And then the journalist, pleased to have a fresh listener, launched upon his pet idea.

"The Kaiser is preparing an abysmal pitfall for the world and it won't take heed. I tell you, Kirtley—and I want you to mark my words—Deutschland is going to spring at Europe like a tiger. The army and navy are ready for the onslaught. When they spring, it will be farewell to civilization—except the German—unless something like a miracle supervenes. The French army is being moth-eaten by the Socialists, the British navy has dry rot. I look to see Wilhelm practically the ruler of the earth. If not, he will cause it to pay a cost that will make the next fifty years groggy."

Kirtley thought this was jesting. He later learned that the "old man" was regarded as "cracked" on this topic. Every spring he prophesied war, but it had not come. The Kaiser failed to rush to Paris and there dictate terms to an astounded and cowed universe. People politely laughed in their sleeves. Yes, Anderson was a fine fellow, but they wearied of his dismal forebodings that came to naught. Some said it was because German had been hard for him to learn. He had taken it up when more than fifty and had become tangled in its snarling roots—its beer-drunken syntax. "He had got mad at the language." It was natural that he should get mad at the people.

Gard saw a light.

"Perhaps," he said, "that's what the Buchers really mean about the German army conquering everybody whenever it wants to."

"That's it, that's it!" Anderson was gratified by the confirmation. He went on with grave seriousness.

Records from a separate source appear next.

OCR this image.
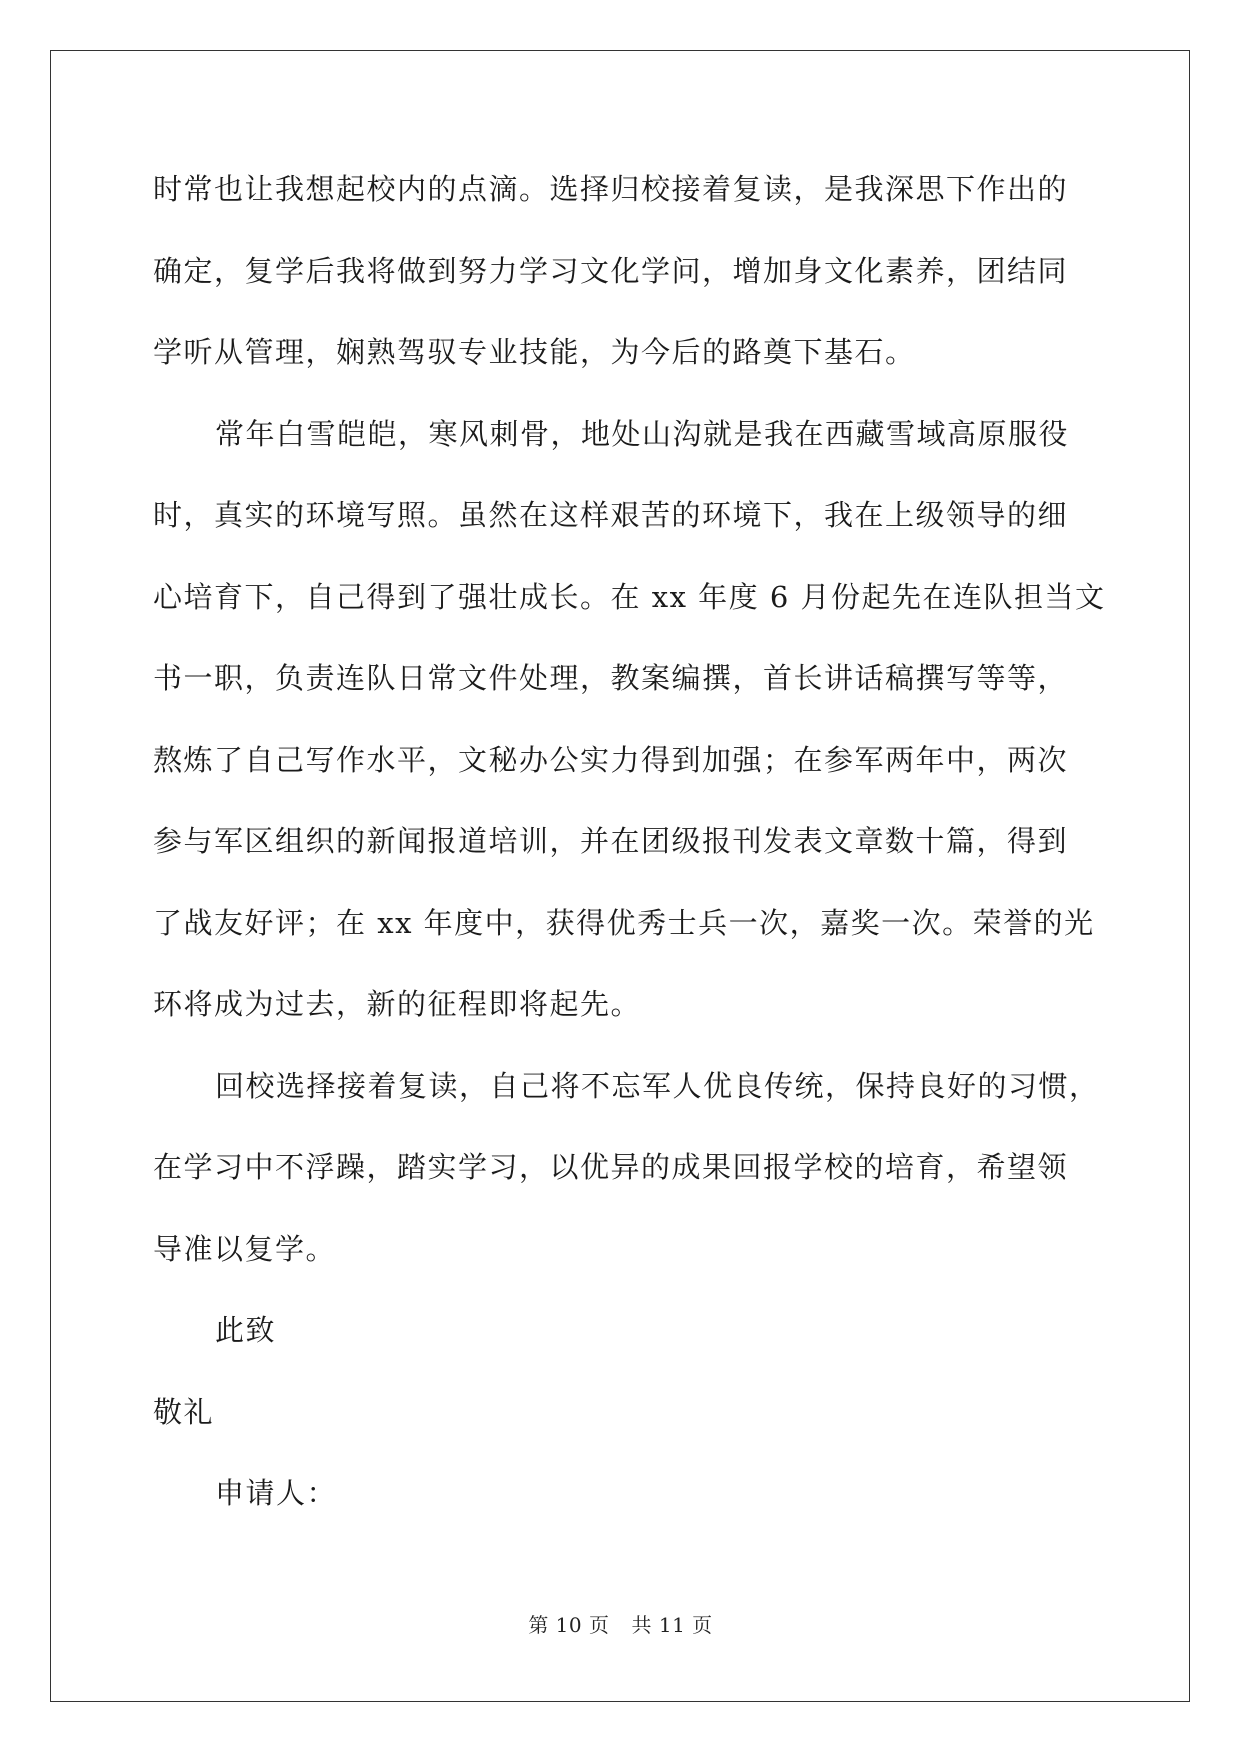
时常也让我想起校内的点滴。选择归校接着复读，是我深思下作出的
确定，复学后我将做到努力学习文化学问，增加身文化素养，团结同
学听从管理，娴熟驾驭专业技能，为今后的路奠下基石。
常年白雪皑皑，寒风刺骨，地处山沟就是我在西藏雪域高原服役
时，真实的环境写照。虽然在这样艰苦的环境下，我在上级领导的细
心培育下，自己得到了强壮成长。在 xx 年度 6 月份起先在连队担当文
书一职，负责连队日常文件处理，教案编撰，首长讲话稿撰写等等，
熬炼了自己写作水平，文秘办公实力得到加强；在参军两年中，两次
参与军区组织的新闻报道培训，并在团级报刊发表文章数十篇，得到
了战友好评；在 xx 年度中，获得优秀士兵一次，嘉奖一次。荣誉的光
环将成为过去，新的征程即将起先。
回校选择接着复读，自己将不忘军人优良传统，保持良好的习惯，
在学习中不浮躁，踏实学习，以优异的成果回报学校的培育，希望领
导准以复学。
此致
敬礼
申请人：
第 10 页 共 11 页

"I'm a journalist. I have opportunities to see behind the curtain, haven't I? I have been at the army maneuvers, at the officers' messes and dinners, when they were sober and when they were drunk. Beer loosened their tongues and they did not care. They talk of it, boast of it, and the civilian, too. I'm telling no secrets. They are very frank about it. Don't you hear the Buchers openly discussing it? They all give us warning and we say it's a fine day. Did you ever read any of the Kaiser's speeches in German? There you find it all. But he's crazy, they say. Crazy or not, he has the most thoroughly organized and powerful nation behind him that the globe ever saw. And behind him to a man."

"Why don't you write it up, then—tell people over home?" Gard ventured, somewhat impressed.

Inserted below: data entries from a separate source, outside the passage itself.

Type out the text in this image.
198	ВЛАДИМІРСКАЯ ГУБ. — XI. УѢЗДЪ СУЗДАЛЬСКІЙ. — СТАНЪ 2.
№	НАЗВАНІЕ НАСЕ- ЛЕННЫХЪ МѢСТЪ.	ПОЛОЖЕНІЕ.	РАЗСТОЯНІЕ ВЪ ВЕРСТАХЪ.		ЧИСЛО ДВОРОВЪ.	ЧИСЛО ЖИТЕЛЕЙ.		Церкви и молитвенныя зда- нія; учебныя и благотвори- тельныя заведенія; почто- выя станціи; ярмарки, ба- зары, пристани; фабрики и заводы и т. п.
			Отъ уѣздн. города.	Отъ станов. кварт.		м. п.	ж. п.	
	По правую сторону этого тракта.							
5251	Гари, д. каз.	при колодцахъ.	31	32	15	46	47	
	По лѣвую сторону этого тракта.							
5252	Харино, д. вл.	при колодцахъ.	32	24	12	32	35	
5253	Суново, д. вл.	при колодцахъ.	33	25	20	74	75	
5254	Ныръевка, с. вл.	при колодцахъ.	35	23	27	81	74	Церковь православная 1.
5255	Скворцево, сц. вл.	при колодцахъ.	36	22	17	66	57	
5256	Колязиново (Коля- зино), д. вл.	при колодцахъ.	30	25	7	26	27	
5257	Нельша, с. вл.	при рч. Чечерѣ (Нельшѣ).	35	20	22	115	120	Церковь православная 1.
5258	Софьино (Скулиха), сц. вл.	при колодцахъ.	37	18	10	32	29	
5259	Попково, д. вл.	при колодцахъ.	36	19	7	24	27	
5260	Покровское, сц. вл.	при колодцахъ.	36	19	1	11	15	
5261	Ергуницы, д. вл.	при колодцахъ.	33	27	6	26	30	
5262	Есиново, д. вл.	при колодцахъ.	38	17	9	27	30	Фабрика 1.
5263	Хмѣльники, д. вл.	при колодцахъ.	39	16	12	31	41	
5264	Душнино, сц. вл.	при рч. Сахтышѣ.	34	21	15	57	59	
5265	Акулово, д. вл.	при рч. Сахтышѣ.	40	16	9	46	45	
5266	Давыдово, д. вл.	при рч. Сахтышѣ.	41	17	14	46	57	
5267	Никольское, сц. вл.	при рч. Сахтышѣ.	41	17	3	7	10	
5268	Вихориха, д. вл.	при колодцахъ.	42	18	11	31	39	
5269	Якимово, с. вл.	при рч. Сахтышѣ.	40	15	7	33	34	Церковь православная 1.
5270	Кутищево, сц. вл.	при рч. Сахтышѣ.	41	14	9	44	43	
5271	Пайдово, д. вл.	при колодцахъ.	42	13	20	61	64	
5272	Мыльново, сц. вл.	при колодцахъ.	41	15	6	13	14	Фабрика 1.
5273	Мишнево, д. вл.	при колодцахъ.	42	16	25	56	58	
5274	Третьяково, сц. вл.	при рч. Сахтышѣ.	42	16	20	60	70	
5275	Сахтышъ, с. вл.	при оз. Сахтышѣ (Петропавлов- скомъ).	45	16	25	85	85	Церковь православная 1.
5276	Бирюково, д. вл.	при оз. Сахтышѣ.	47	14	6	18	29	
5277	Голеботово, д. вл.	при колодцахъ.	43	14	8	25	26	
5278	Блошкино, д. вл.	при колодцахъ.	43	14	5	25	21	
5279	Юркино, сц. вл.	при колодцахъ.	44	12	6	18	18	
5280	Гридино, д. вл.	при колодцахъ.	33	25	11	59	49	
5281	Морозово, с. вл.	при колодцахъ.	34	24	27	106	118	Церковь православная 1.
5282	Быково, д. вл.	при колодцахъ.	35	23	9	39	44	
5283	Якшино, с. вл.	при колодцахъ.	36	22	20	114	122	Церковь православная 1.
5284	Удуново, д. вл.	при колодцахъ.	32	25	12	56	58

"Write it up? Tell people? That's what I have been doing for five years. But what's the use of shouting to a world of fools? No one will pay any attention to it. My paper sends my stuff back and says it don't want war talk—it wants peace talk. Americans are happy and they don't want to be disturbed. They only want to hear about what they want to believe. So it seems to be everywhere."

"I guess you are right about that," Gard testified. "I have been a pretty fair reader of our papers and periodicals and have never been made to feel there was any need for alarm."